Na observação participante, o pesquisador (a) deve interagir com o contexto pesquisado, ou seja, deve estabelecer uma relação direta com grupos ou pessoas, acompanhando-os em situações informais ou formais e interrogando-os sobre os atos e seus significados por meio de um constante diálogo. Essa participação pode ser mais intensa quando o pesquisador (a) na qual as observações são parte integrante do grupo pesquisado, ou seja, quando se identifica com esse grupo pelo cotidiano da vida, das ações e aspirações.
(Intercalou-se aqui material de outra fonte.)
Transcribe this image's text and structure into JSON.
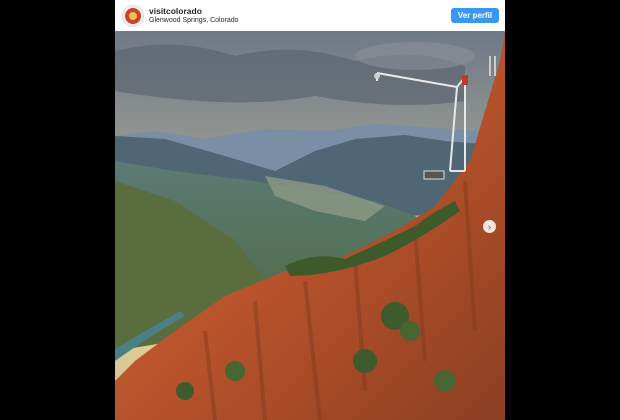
{
  "post": {
    "username": "visitcolorado",
    "location": "Glenwood Springs, Colorado",
    "follow_label": "Ver perfil"
  },
  "icons": {
    "avatar": "visitcolorado-logo",
    "next": "chevron-right-icon"
  },
  "colors": {
    "button": "#3897f0"
  }
}
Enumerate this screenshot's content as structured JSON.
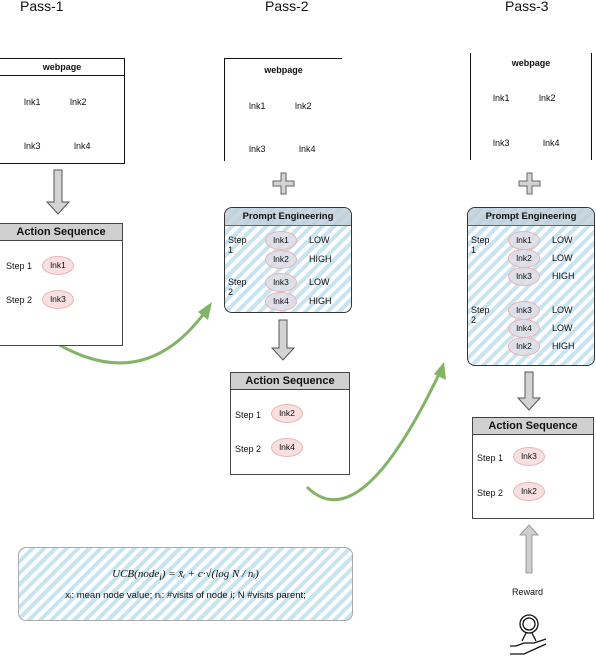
{
  "passes": {
    "p1": {
      "title": "Pass-1",
      "webpage": {
        "title": "webpage",
        "links": [
          "lnk1",
          "lnk2",
          "lnk3",
          "lnk4"
        ]
      },
      "action_sequence": {
        "title": "Action Sequence",
        "steps": [
          {
            "label": "Step 1",
            "link": "lnk1"
          },
          {
            "label": "Step 2",
            "link": "lnk3"
          }
        ]
      }
    },
    "p2": {
      "title": "Pass-2",
      "webpage": {
        "title": "webpage",
        "links": [
          "lnk1",
          "lnk2",
          "lnk3",
          "lnk4"
        ]
      },
      "prompt": {
        "title": "Prompt Engineering",
        "rows": [
          {
            "step": "Step 1",
            "link": "lnk1",
            "level": "LOW"
          },
          {
            "step": "",
            "link": "lnk2",
            "level": "HIGH"
          },
          {
            "step": "Step 2",
            "link": "lnk3",
            "level": "LOW"
          },
          {
            "step": "",
            "link": "lnk4",
            "level": "HIGH"
          }
        ]
      },
      "action_sequence": {
        "title": "Action Sequence",
        "steps": [
          {
            "label": "Step 1",
            "link": "lnk2"
          },
          {
            "label": "Step 2",
            "link": "lnk4"
          }
        ]
      }
    },
    "p3": {
      "title": "Pass-3",
      "webpage": {
        "title": "webpage",
        "links": [
          "lnk1",
          "lnk2",
          "lnk3",
          "lnk4"
        ]
      },
      "prompt": {
        "title": "Prompt Engineering",
        "rows": [
          {
            "step": "Step 1",
            "link": "lnk1",
            "level": "LOW"
          },
          {
            "step": "",
            "link": "lnk2",
            "level": "LOW"
          },
          {
            "step": "",
            "link": "lnk3",
            "level": "HIGH"
          },
          {
            "step": "Step 2",
            "link": "lnk3",
            "level": "LOW"
          },
          {
            "step": "",
            "link": "lnk4",
            "level": "LOW"
          },
          {
            "step": "",
            "link": "lnk2",
            "level": "HIGH"
          }
        ]
      },
      "action_sequence": {
        "title": "Action Sequence",
        "steps": [
          {
            "label": "Step 1",
            "link": "lnk3"
          },
          {
            "label": "Step 2",
            "link": "lnk2"
          }
        ]
      },
      "reward_label": "Reward"
    }
  },
  "ucb": {
    "formula_lhs": "UCB(node",
    "formula_sub": "i",
    "formula_rhs": ") = x̄ᵢ + c·√(log N / nᵢ)",
    "legend": "xᵢ: mean node value; nᵢ: #visits of node i; N #visits parent;"
  },
  "colors": {
    "arrow_green": "#82b366",
    "hatch": "#c8e3f2",
    "header_grey": "#d0d0d0",
    "pill": "#f8e0e0"
  },
  "icons": [
    "plus-icon",
    "down-arrow-icon",
    "up-arrow-icon",
    "reward-hand-medal-icon"
  ]
}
Pelo fato da maioria das crianças já se conhecerem e estar juntas a mais de um ano,
possibilitou uma “participação mais intensa” conforme Oliveira (2007), o que permitiu a
coleta de um material repleto de detalhes que foram fundamentais para encaminhar, acima de
tudo os projetos que vêm sendo desenvolvidos com o grupo, do qual F. faz parte. Durante a
coleta de dados foi possível refletir sobre o currículo, e os desafios que teríamos pela frente na
constituição deste grupo, para que todos tivessem as mesmas oportunidades e se sentissem
acolhidos nas suas particularidades.
A coleta também se deu por meio dos registros das professoras, as discussões
realizadas nas reuniões de coordenação, reuniões pedagógicas e nas reuniões de dupla, fotos e
vídeos, os relatórios individuais (de adaptação e do semestre de F.) e também conversas
informais com outras pessoas da escola. Além dos professores, coordenadoras que não a
específica do grupo, direção e funcionários da escola (a equipe de apoio principalmente)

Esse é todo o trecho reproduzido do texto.